When I wrote a research note entitled "Latency Matters!" in 2002, I was primarily reacting to the tendency of computer system vendors to highlight how much data they could move around rather than how quickly that data could get from point A to point B. This made comparing server designs--one of my main areas of focus at the time--difficult given that the speed, rather than the amount, of data movement within and between various subsystems was often the more important metric. As I wrote:
Latency is the time that elapses between a request for data and its delivery. It is the sum of the delays each component adds in processing a request. Since it applies to every byte or packet that travels through a system, latency is at least as important as bandwidth, a much-quoted spec whose importance is overrated. High bandwidth just means having a wide, smooth road instead of a bumpy country lane. Latency is the difference between driving it in an old pickup or a Formula One racer.
More recently though, I've seen some great examples that highlight just how important small latency differences are in applications that go well beyond single systems or small clusters. Perhaps unsurprisingly, the financial services industry is driving a lot of this low-latency activity given that trading is all about getting as close to instantaneous as possible.
(I leave the economic and policy aspects of high-speed trading to others. I'd note though that the same page of The Wall Street Journal (PDF) that covers Hibernia Atlantic's announcement also discusses the "flash crash" report.)
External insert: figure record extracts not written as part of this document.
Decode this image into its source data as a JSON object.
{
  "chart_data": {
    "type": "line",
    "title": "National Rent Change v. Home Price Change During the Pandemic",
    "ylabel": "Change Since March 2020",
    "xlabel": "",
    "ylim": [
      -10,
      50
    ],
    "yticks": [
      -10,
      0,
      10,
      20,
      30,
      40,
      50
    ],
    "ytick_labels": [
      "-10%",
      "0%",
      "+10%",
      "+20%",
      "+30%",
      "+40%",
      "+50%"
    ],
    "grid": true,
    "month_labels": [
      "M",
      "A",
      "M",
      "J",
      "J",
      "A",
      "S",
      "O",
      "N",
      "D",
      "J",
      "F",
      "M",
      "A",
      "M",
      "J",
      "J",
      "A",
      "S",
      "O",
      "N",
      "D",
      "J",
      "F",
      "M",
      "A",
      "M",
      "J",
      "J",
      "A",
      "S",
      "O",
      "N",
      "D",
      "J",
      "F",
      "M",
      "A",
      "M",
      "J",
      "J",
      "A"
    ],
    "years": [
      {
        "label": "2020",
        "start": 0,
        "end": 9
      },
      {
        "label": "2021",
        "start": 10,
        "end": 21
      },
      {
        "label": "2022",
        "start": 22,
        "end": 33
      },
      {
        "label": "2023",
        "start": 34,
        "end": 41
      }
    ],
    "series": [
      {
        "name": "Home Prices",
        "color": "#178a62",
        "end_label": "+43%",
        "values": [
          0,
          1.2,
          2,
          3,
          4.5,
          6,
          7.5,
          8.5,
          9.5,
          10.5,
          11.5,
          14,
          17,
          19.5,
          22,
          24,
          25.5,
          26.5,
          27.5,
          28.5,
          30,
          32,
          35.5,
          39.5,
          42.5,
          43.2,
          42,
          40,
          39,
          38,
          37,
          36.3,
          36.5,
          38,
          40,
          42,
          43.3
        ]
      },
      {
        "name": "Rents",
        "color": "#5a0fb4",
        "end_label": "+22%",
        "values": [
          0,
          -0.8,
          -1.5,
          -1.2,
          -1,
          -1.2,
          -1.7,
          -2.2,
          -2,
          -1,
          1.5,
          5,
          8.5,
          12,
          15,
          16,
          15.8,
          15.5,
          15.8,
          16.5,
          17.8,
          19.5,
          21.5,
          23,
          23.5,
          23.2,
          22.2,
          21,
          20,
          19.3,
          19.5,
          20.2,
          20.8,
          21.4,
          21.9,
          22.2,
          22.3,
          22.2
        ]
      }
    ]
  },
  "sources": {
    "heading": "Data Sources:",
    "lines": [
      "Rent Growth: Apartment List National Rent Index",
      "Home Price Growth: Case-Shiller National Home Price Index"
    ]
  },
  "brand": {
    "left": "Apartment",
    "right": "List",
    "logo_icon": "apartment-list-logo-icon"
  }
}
One example is the prominence of financial firms like Credit Suisse and JP Morgan Chase in the Advanced Message Queueing Protocol (AMQP) working group. AMQP specifically is being driven by the desire for "open standards efforts between companies to automate electronic transactions are often hindered by the need to incorporate proprietary solutions at the messaging layers of such protocol stacks."
It's also extremely high-performance with native RDMA (Remote Direct Memory Access) Infiniband support, which lets it achieve extremely low end-to-end latencies in the microsecond range. This sort of extremely low latency within a data center was historically associated with smaller complexes of systems and simpler protocols. InfiniBand also continues to be widely used for certain types of high performance computing grids.
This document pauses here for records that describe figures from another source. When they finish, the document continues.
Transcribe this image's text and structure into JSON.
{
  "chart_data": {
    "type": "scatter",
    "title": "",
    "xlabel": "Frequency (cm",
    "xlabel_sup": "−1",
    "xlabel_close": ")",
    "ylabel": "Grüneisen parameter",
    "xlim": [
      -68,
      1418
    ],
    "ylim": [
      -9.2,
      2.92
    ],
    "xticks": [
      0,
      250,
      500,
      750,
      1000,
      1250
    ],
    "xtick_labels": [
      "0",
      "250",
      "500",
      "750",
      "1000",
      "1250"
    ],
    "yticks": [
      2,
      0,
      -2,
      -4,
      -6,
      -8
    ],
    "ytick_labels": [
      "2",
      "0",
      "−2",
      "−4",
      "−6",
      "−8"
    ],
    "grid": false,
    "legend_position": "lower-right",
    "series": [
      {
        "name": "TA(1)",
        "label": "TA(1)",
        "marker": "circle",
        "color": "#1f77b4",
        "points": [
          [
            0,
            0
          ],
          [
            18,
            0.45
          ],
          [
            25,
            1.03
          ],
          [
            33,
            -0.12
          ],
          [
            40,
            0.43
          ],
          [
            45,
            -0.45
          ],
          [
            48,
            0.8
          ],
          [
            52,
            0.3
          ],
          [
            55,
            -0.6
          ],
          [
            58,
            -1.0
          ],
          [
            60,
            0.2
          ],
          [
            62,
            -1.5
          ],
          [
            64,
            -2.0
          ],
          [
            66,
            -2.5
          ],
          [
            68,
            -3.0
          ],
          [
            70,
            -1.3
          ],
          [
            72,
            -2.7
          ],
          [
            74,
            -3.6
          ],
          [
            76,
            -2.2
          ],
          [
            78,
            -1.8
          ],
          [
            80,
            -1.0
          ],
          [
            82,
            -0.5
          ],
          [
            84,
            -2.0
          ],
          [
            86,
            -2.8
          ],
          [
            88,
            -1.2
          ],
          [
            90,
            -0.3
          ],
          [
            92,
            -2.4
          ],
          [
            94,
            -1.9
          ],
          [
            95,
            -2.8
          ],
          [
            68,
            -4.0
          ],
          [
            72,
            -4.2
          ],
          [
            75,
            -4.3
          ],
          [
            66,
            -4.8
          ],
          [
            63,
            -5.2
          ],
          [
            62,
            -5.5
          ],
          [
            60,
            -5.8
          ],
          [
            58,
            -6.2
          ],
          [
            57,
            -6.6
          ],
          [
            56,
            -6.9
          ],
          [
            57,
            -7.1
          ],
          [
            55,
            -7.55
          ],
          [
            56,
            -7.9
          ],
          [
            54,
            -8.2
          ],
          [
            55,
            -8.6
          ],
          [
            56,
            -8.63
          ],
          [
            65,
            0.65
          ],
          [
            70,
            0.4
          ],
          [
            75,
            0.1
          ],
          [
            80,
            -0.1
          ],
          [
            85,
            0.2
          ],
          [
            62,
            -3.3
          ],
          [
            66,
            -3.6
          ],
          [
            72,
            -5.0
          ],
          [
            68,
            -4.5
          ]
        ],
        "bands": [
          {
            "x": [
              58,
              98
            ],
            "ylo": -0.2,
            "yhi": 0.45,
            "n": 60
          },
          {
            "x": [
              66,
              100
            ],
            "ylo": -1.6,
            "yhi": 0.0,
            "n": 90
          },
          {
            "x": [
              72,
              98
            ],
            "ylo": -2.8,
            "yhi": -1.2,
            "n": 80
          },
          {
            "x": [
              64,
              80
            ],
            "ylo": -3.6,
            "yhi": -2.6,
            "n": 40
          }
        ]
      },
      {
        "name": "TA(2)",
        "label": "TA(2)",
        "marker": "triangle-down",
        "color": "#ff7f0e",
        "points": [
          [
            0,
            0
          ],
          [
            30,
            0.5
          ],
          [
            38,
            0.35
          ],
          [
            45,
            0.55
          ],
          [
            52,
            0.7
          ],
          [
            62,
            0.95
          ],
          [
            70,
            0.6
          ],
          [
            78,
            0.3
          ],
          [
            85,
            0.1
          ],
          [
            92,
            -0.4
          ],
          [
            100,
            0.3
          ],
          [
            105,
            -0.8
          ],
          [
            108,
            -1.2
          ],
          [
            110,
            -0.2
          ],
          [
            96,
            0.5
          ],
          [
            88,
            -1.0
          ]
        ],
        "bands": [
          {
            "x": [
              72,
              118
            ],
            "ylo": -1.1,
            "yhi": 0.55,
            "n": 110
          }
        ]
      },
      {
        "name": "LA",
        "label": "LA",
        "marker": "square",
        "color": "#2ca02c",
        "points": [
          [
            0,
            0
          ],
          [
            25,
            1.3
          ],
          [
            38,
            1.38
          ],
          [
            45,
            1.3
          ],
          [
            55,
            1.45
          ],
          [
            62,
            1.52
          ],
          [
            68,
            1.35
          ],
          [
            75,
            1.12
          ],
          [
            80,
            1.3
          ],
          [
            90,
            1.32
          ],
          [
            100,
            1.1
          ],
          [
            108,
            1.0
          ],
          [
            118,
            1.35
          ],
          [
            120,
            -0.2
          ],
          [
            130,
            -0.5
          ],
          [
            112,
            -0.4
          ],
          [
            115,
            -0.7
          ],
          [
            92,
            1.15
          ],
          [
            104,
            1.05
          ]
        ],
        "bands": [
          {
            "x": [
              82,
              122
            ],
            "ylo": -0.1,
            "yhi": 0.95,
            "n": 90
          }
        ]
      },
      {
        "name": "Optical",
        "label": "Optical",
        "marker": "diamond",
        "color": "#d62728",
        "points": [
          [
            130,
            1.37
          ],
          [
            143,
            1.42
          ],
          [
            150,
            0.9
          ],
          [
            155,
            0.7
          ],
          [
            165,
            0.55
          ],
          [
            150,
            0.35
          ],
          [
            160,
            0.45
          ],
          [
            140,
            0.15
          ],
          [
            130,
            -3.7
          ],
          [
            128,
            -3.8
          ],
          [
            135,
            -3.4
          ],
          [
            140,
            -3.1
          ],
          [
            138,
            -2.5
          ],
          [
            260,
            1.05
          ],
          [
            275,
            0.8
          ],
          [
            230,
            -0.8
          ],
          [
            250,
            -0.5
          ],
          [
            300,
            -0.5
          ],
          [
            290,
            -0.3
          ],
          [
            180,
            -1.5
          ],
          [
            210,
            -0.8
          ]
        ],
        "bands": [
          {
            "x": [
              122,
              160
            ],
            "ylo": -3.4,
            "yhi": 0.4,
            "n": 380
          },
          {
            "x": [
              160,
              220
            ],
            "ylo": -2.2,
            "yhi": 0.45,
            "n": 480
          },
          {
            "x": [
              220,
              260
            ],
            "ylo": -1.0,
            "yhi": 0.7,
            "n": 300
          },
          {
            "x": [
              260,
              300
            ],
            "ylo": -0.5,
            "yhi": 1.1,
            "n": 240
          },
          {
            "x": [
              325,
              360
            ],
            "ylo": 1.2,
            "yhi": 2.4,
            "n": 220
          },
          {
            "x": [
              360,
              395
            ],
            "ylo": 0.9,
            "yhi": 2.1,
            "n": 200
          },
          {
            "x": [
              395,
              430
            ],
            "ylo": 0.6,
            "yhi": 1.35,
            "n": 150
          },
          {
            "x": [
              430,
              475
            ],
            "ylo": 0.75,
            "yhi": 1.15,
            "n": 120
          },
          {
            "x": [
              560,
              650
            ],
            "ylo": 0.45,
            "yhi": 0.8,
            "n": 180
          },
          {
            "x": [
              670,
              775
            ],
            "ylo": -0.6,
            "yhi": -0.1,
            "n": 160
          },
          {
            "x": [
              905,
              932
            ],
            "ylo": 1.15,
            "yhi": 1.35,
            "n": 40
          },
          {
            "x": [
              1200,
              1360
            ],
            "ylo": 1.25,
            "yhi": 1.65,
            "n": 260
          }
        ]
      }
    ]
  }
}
However, perhaps the most striking example of the importance of latency even across long distances comes by way of Hibernia Atlantic's announcement on September 30 that they are planning to build the lowest latency cable from New York to London to offer high frequency traders 60 millisecond latencies, which will be the fastest link across the Atlantic.
The first phase of Project Express will begin with a new cable from the county of Somerset in the U.K., to Halifax in Canada where it will then connect to Hibernia's current low latency cable from Halifax to New York. In addition, the new system will include branching units for future latency enhancements to the U.S. and Continental Europe. This work is projected to be completed by the summer of 2012.
Nate Anderson at Ars Technica notes that "operators can plan their geographic routes strategically to keep the total cable length a bit shorter than the competition. According to the consultants at Telegeography, breaking 60ms would make Project Express at least 5ms faster than its closest competitor."
The driving factor here is that, as described by Doug Cameron and Jacob Bunge in the Journal, there's "intense competition to harvest profits from often tiny movements in the price of securities and derivatives." This new transatlantic cable offers a window into how this sort of arbitrage is increasingly global, rather than regional, in scope and is limited only by technology and the laws of physics.
The first transatlantic fiber optic cable in a decade for the purpose of shaving 5 milliseconds off transaction times. Latency very much still matters. Perhaps more than ever.